Mustafa Şah, aslen Gönyeli’li olup, kendi dönemi içinde güneydeki Yüksek Otelcilik Okulu’nun Ön-büro, Kat Hizmetleri, Restoran, Bar ve Mutfak bölümlerinden mezun olmuş çok değerli bir gastoronomi uzmanıdır. Ayrıca sırf kendini geliştirme adına Fransa’dan aldığı bursla Fransa’ya gitmiş ve dünya mutfağı üzerindeki bilgilerini genişletmiştir.
Mustafa Şah, diğer kitaplarını imzalayıp bana verdiği gibi, bu kitabını da bana imzalamış ve o nazik davranışı içinde bu kitabı okuma fırsatı vermiştir. Kendisine hem teşekkür ediyor, hem de kendisini kutluyorum, kitaplarına yeni bir halka daha eklediği için.
Hani derler ya...
“Söz uçar, yazı kalır” diye...
Mustafa Şah’ın da yazdıkları sonsuza dek kalacaktır.
Mustafa Şah kardeşim de öğrencilik ve sonrasındaki Maraş anılarını küçük bir kitapta topladı ve toplumun önüne koydu. Kitap çok kalın filan değil ama 120 sayfalık anılar, bu kitaba sığmadı diye düşünüyorum.
Onunla buluşmamız ve tanışmamız, Turizm Bakanlığı’ndaki görevlerim esnasında gerçekleşti. Kendisi o günlerde OTEM’in müdürlüğünü yapıyordu ve çok da dolu dolu bir öğretim görevlisiydi. Belki birçoğumuz hatırlayacaktır onun televizyonlardaki mutfak ve yemek kültürü üzerine yaptığı programları.
Mustafa Şah, “Bir Zamanlar Maraş (Varosha) – Anılarım” adlı kitabında anlattıkları, çoğu insanın bilmedikleri veya duymadıkları gerçeklere dayanır.
Sakın “Bir Türk’in Maraş anıları olur mu?” diye düşünmeyin. Önce kitabı okuyun, sonra da bir yargıya varın. Eminim siz de kendinizden birşeyler bulacaksınız o kitabın içinde.
Adıgeçen kitap, geçmiş yaşanmışlıklarla yakın tarihin savaşları öncesini ve sonrasını anlatıyor. Öğrencilik yıllarındaki eğitim amaçlı Maraş otelleri ve 1974 savaşlarına kadar Maraş’taki hizmetlerini, Rumlarla karma bir kadro içinde evrensel değerler bağlamındaki yaşanmışlıklarını, eski arkadaşlarını ve Kıbrıs olaylarına bakış açılarını anlatır.

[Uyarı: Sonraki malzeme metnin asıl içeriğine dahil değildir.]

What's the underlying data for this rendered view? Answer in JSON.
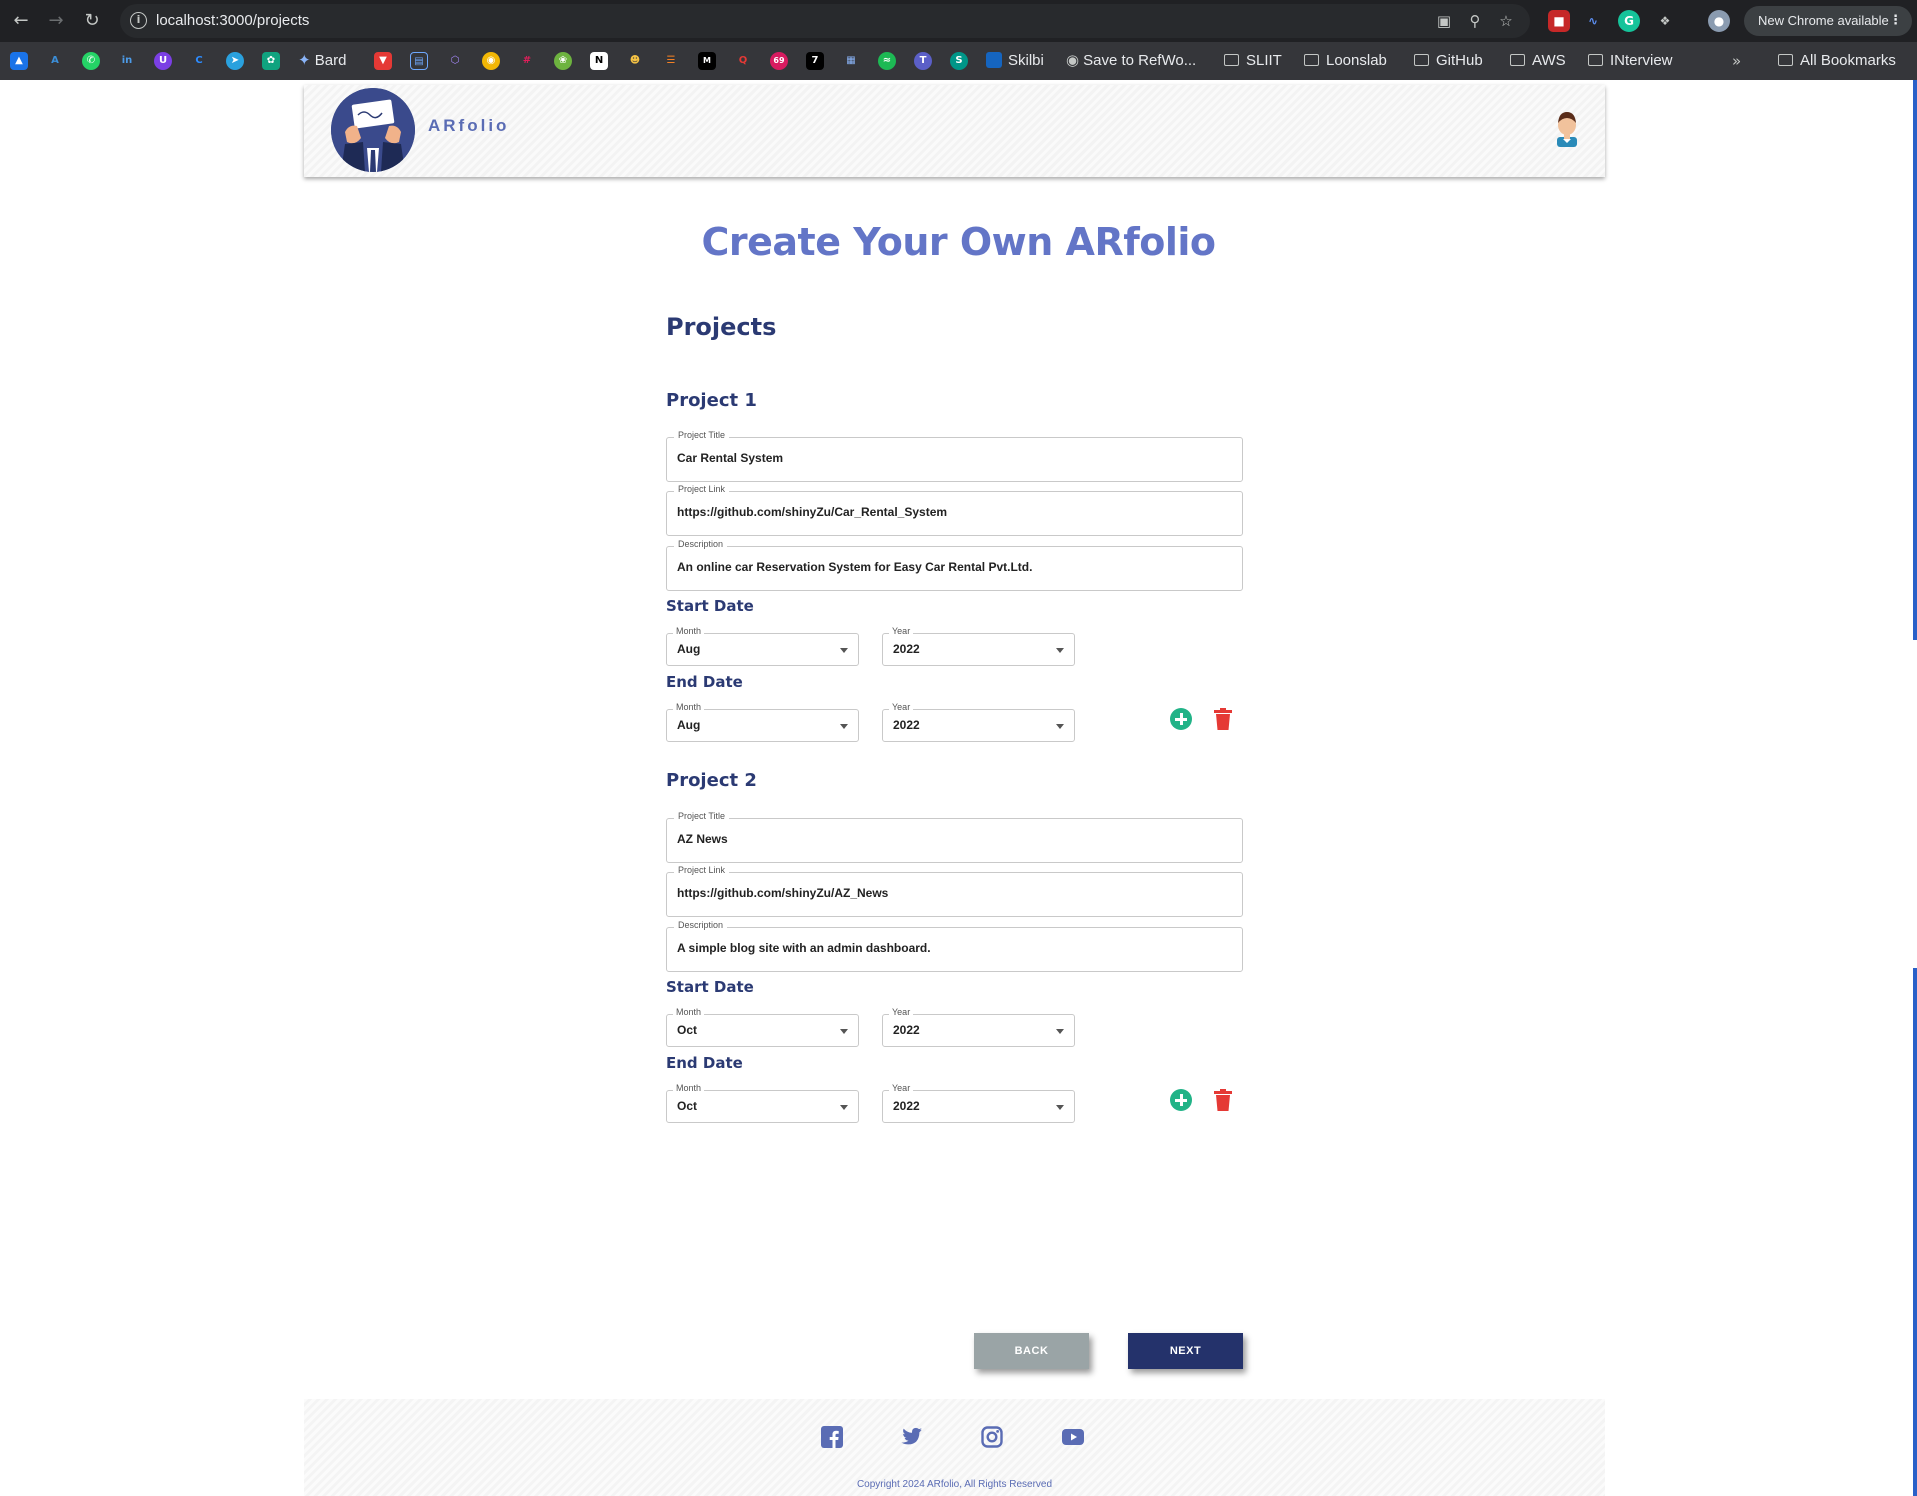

Kolay mıydı savaş öncesi bazı fanatik Rumların içinde hizmet etmek ve o dengeleri koruyarak eğitimini tamamlamak? Hiç de kolay değildi. Mezun olduktan sonra da bazı otel işletmecileri tarafından tercih edilen Mustafa Şah, bütün o yaşanmışlıklarını, fanatizmin ötesinde insan olmanın erdemlerini gayet ustalıklı bir dille anlatıyor kitapta.
O anlatılardan bazılarının altını kalemle çizdim, ileride yararlanmak için. Bunun yanında Maraş’ın savaş öncesini ve savaş sonrasını bilen bir bürokrat olarak, onun anlatılarının ilginçliğini daha da derinlemesine okudum.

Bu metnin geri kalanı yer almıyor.